After a government-sponsored advisory panel halted the study in 1972, it investigated the circumstances of the experiment and published a key report on its findings. The authors determined that the cruel treatment of the study’s participants was not an isolated incident, but a serious issue with how scientific research was being conducted and regulated nationwide.
Less than one year after the report was released, Congress passed the National Research Act of 1974, which created the National Commission for the Protection of Human Subjects of Biomedical and Behavioral Research. The commission later published the Belmont Report, which laid the groundwork for the federal regulations that protect clinical trial participants today.
The Belmont Report outlines the crucial need for researchers to weigh the risks clinical trial participants may face against the potential benefits the medical community may see, and establishes appropriate guidelines for choosing human subjects for research.

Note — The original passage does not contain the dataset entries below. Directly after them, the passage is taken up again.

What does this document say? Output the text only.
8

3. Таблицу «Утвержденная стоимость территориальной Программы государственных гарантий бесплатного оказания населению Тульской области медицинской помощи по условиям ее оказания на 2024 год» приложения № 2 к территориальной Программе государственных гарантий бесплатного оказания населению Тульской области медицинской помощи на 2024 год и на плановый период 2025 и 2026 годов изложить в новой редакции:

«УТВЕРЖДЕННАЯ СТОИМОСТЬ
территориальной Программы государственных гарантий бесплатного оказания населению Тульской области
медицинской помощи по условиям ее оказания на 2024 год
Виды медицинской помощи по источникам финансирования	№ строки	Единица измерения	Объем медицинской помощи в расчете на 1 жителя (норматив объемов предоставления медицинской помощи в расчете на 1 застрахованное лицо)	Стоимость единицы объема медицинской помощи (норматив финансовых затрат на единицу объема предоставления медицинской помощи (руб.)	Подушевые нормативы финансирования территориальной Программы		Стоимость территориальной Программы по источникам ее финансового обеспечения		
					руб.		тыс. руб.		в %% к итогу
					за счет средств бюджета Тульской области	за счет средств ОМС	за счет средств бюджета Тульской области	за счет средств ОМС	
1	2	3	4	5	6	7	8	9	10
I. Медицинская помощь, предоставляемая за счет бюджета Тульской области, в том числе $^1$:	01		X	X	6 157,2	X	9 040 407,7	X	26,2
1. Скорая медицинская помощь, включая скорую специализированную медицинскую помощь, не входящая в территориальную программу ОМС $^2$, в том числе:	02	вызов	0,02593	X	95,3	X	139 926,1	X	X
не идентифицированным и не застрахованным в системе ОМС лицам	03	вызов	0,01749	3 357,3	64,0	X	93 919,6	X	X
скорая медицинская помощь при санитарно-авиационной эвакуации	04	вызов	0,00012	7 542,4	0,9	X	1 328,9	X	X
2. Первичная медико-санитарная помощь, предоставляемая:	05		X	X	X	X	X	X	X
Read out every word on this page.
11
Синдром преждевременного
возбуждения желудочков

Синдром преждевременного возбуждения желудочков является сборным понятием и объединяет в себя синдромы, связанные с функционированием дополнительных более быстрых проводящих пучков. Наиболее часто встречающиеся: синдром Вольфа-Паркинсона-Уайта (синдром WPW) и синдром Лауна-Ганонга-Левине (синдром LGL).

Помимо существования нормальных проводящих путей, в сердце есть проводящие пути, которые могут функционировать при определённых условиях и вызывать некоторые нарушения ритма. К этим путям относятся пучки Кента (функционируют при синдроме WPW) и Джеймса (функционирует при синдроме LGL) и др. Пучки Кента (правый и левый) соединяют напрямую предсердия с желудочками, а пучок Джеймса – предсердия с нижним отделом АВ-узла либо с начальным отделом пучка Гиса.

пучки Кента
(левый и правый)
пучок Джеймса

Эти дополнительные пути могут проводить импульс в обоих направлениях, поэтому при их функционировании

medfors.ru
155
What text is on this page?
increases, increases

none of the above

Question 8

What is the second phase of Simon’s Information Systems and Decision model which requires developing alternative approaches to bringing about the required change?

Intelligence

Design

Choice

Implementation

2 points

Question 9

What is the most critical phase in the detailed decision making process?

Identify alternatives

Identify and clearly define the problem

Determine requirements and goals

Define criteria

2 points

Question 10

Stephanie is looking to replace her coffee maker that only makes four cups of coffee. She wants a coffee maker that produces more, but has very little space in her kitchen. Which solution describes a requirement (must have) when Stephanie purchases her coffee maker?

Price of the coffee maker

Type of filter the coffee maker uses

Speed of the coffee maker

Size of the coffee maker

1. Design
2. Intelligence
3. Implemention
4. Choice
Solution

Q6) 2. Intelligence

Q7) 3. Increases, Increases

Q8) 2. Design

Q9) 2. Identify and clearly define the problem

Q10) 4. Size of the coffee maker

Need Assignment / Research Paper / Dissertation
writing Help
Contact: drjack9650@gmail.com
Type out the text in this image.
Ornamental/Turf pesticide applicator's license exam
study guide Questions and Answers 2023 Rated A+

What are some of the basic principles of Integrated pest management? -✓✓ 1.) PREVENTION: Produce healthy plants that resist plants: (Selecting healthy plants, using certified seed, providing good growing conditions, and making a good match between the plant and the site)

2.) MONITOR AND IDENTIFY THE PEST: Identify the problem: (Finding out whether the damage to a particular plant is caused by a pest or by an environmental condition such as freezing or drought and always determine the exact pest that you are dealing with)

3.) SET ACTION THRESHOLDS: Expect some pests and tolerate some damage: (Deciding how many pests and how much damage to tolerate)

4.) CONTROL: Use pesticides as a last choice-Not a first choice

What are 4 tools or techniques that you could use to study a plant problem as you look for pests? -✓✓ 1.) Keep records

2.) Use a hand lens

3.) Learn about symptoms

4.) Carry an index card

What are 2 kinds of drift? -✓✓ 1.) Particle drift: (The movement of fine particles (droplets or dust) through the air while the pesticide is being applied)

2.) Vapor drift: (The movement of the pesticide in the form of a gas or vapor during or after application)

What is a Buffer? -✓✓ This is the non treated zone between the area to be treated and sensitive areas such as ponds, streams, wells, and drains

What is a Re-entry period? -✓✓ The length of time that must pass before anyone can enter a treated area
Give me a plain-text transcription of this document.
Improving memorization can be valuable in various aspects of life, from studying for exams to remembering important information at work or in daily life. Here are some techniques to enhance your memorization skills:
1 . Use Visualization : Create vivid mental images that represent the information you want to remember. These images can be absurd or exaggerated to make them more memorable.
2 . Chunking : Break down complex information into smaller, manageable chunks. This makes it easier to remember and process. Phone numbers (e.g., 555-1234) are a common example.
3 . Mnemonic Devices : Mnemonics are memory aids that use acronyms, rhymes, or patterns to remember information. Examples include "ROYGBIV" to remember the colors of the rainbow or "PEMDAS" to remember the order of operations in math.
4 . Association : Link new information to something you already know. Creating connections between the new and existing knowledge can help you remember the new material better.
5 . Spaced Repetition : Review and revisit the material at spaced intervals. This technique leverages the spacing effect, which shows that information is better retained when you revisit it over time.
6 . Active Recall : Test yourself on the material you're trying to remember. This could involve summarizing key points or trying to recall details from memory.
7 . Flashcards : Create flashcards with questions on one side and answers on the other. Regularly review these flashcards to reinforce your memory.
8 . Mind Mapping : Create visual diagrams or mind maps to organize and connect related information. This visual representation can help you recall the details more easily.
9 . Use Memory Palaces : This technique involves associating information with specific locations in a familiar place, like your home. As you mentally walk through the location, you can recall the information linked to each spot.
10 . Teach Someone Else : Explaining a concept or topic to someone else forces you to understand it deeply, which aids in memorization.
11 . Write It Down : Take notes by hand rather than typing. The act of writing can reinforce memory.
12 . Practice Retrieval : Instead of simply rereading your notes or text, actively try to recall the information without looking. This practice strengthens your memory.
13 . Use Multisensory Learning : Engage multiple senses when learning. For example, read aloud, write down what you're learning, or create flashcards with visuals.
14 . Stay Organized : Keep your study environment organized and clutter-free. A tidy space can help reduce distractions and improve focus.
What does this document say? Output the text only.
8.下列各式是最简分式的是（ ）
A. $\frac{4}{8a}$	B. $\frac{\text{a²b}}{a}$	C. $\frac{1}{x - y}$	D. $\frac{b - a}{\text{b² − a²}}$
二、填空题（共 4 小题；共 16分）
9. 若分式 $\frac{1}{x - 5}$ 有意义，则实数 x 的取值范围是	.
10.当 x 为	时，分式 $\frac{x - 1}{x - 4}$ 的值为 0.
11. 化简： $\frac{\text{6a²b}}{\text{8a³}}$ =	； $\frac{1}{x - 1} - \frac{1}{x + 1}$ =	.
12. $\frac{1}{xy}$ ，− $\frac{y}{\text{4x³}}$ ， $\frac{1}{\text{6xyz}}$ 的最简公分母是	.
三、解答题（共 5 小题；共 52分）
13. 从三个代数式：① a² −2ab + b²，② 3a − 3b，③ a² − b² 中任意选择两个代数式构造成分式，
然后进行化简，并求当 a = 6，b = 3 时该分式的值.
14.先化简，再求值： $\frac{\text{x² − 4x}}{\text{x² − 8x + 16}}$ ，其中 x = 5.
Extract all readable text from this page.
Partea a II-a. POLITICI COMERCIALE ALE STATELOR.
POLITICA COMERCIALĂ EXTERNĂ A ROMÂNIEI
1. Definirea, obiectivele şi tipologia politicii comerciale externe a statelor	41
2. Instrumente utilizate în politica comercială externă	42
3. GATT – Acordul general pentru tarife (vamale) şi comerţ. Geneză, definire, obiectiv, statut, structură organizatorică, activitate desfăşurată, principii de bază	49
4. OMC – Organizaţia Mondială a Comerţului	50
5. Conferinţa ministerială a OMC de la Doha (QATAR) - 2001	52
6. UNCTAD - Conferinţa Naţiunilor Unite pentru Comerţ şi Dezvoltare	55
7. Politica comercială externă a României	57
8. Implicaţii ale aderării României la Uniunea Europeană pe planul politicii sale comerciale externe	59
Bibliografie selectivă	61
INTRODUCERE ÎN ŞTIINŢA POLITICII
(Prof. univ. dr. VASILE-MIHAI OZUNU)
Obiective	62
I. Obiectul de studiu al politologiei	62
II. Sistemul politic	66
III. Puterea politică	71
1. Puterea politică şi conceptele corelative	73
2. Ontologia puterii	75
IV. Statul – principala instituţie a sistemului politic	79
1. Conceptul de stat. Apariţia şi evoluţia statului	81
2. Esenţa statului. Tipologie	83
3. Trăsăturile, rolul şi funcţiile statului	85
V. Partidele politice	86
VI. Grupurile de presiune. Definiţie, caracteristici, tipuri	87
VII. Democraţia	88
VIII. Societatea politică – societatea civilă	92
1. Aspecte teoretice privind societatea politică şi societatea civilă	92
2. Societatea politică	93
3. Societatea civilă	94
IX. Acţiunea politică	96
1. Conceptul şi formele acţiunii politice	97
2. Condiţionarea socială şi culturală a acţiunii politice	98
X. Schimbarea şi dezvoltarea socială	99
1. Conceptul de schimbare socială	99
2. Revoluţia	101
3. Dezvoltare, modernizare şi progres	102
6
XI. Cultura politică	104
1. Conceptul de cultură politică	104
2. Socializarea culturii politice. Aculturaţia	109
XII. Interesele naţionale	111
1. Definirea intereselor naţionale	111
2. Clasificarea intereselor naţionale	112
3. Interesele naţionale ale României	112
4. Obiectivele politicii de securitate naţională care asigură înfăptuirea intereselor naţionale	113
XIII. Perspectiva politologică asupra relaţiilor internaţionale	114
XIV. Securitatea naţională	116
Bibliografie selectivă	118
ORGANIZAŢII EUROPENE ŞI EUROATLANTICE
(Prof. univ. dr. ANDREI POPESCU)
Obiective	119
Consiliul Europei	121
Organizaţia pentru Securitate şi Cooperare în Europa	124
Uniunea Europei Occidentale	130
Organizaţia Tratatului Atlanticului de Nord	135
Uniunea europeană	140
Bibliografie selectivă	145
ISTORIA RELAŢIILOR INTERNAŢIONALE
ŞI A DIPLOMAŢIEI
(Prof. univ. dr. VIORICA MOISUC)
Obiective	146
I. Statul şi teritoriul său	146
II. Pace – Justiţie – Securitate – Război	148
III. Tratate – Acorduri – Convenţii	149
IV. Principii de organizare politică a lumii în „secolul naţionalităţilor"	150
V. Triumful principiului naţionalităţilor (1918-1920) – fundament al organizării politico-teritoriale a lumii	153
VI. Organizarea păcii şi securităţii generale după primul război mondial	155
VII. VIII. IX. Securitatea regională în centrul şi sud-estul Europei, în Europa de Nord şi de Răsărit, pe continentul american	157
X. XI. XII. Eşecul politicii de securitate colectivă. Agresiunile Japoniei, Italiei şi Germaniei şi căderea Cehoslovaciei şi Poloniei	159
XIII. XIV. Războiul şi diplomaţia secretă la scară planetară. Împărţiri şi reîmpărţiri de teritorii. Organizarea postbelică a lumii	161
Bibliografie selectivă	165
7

The report also defines informed consent, a crucial requirement for any valid clinical trial today.
Informed consent means that would-be participants know enough about the trial to make a knowledgeable decision about whether they wish to participate. This includes information about the study’s research procedure, its purpose and the predicted risks and benefits. With informed consent, patients are encouraged to ask questions about the study and can withdraw from it at any point.
Most of the participants in the Tuskegee study were poor, illiterate sharecroppers recruited from local clinics, churches and farms. By deceiving the men about their participation in a clinical trial, the USPHS failed to obtain — or even request — the patients’ informed consent.
From Tuskegee to Today
In the summer of 1973, Congress held hearings for a class-action lawsuit filed on behalf of the victims of the Tuskegee study. The lawsuit was resolved the following year, with a $10 million out-of-court settlement.
The U.S. government also established the Tuskegee Health Benefit Program, which promised lifetime medical benefits and burial services to all surviving participants. In 1975, the government extended the program to the wives and children of the victims, many of whom developed syphilis because of the U.S. Public Health Service’s deceitful actions.
However, it wasn’t until 1997 that President Bill Clinton issued a public apology to the victims and their families on behalf of the nation, closing this shameful chapter in American history.
While the government brought some measure of justice to those who suffered the fallout of the Tuskegee study, far too many researchers in the pharmaceutical industry have yet to learn from the U.S. Public Health Service’s omission of ethics and transparency. Without updated policies that promote transparency in clinical research, these companies will continue to abuse their influence and damage the integrity of medical science in pursuit of their own best interests.